Die abstrakte und konkrete Normenkontrolle
Aufbauschemata für die abstrakte und konkrete Normenkontrolle.
Im Folgenden werden der Aufbau der abstrakten Normenkontrolle (Art. 93 I Nr. 2 GG, §§ 13 Nr. 6, 76 ff. BVerfGG) und der konkreten Normenkontrolle (Art. 100 I GG, §§ 13 Nr. 11, 80 ff. BVerfGG) erläutert.
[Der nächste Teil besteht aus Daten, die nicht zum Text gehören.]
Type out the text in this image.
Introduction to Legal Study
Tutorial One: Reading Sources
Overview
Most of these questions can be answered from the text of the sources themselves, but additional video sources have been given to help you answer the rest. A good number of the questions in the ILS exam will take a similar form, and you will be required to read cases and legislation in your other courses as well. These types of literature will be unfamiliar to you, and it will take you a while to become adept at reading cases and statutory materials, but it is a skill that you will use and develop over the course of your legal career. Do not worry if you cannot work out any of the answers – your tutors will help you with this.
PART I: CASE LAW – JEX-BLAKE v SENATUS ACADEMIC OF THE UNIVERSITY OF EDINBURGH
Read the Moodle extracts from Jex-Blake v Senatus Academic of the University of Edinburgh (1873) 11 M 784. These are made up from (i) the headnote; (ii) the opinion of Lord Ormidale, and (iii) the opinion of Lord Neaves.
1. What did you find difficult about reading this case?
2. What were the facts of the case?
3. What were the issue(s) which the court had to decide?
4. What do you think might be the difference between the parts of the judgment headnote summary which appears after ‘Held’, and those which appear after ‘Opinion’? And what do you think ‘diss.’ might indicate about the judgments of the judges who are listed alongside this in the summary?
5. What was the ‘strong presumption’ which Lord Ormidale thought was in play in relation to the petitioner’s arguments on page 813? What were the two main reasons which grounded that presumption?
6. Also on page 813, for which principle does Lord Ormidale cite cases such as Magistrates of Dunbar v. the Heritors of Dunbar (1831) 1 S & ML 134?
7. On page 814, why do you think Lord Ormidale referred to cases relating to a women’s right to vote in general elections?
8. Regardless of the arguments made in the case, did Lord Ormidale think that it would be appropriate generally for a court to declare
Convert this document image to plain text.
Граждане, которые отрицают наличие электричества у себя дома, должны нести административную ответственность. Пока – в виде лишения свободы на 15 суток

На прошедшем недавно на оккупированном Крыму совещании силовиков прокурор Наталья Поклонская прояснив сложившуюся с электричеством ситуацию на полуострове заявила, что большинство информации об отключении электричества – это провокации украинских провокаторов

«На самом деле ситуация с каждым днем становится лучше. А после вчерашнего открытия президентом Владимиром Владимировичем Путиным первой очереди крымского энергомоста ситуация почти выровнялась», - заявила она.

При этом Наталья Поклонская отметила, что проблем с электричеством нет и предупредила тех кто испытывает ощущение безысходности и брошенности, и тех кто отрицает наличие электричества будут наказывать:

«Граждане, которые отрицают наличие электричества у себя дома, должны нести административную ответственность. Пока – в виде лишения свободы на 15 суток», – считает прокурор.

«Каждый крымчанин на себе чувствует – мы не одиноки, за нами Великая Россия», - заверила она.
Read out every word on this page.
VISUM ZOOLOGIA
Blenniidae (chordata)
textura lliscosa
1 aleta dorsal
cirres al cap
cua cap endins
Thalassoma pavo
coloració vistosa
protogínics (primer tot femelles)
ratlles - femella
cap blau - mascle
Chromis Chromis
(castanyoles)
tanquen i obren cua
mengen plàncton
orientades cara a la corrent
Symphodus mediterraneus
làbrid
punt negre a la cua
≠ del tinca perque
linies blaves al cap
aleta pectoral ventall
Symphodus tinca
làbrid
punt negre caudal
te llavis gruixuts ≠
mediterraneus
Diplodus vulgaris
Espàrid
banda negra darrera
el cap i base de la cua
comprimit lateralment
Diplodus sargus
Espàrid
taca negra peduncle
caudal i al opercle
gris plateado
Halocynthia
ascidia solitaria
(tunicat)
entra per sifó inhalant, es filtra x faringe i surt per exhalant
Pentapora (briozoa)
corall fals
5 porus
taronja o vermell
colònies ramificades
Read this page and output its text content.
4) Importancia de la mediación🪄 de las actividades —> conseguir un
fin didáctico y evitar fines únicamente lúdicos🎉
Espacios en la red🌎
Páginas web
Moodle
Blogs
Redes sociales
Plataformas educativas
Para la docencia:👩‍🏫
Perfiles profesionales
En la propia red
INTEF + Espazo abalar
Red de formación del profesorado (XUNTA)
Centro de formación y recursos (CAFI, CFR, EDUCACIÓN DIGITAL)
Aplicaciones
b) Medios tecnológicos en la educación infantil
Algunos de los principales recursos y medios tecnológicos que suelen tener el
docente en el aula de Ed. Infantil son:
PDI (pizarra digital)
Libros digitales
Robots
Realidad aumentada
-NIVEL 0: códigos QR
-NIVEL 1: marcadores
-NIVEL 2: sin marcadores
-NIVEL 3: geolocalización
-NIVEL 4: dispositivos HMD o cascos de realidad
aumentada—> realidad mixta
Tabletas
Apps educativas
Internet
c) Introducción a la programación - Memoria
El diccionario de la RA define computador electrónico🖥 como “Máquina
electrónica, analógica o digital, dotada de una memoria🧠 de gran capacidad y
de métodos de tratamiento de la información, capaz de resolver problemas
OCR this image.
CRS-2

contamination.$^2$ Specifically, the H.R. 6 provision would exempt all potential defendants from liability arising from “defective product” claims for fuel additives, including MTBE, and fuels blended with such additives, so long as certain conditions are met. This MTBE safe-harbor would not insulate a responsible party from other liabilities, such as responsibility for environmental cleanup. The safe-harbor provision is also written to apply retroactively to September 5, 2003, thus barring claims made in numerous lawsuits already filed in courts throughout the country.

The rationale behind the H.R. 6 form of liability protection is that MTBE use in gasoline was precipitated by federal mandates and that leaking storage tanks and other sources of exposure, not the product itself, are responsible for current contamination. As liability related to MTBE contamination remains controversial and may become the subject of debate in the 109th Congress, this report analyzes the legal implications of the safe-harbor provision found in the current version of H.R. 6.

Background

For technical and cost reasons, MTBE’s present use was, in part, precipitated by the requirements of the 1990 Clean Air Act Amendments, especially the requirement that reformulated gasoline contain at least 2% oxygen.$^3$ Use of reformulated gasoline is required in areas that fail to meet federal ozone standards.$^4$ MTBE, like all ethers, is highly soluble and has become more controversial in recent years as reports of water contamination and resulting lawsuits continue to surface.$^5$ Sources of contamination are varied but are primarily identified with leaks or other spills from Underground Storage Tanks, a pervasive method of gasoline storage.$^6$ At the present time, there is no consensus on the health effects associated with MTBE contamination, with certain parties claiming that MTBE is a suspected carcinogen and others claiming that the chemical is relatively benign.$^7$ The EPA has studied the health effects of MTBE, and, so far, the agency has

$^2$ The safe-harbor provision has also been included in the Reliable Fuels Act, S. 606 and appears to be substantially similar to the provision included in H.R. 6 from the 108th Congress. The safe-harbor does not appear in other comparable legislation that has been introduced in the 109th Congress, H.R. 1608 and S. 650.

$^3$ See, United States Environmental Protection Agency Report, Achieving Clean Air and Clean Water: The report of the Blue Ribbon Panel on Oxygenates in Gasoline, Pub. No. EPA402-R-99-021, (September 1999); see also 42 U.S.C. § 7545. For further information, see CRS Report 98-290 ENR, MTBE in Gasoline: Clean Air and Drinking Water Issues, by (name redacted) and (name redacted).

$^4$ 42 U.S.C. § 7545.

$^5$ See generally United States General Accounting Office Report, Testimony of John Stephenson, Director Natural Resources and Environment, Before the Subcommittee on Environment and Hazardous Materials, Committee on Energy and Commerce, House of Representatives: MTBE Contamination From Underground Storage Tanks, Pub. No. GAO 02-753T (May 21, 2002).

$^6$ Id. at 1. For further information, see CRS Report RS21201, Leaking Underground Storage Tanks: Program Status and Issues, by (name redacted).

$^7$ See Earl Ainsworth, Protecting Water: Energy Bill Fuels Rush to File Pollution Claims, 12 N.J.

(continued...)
I. Die abstrakte Normenkontrolle Art. 93 I Nr. 2 GG, §§ 13 Nr. 6, 76 ff. BVerfGG)
Im Rahmen der abstrakten Normenkontrolle wird durch ein objektives Verfahren überprüft, ob Bundes- oder Landesrecht mit dem Grundgesetz oder Landesrecht mit sonstigem Bundesrecht vereinbar ist. Dies ist Art. 93 I Nr. 2 GG zu entnehmen. Was die abstrakte von der konkreten Normenkontrolle unterscheidet ist die Tatsache, dass die abstrakte Normenkontrolle (wie der Name schon sagt) unabhängig von einem konkreten Prozess oder Rechtsstreit durchgeführt wird. Insoweit existiert auch kein Antragsgegner.
II. Schema der abstrakten NK
Der Antrag auf Durchführung einer abstrakten Normenkontrolle hat Erfolg, wenn sie zulässig und begründet ist.
1. Zulässigkeit
a. Zuständigkeit des BVerfG (Art. 93 I Nr. 2 GG)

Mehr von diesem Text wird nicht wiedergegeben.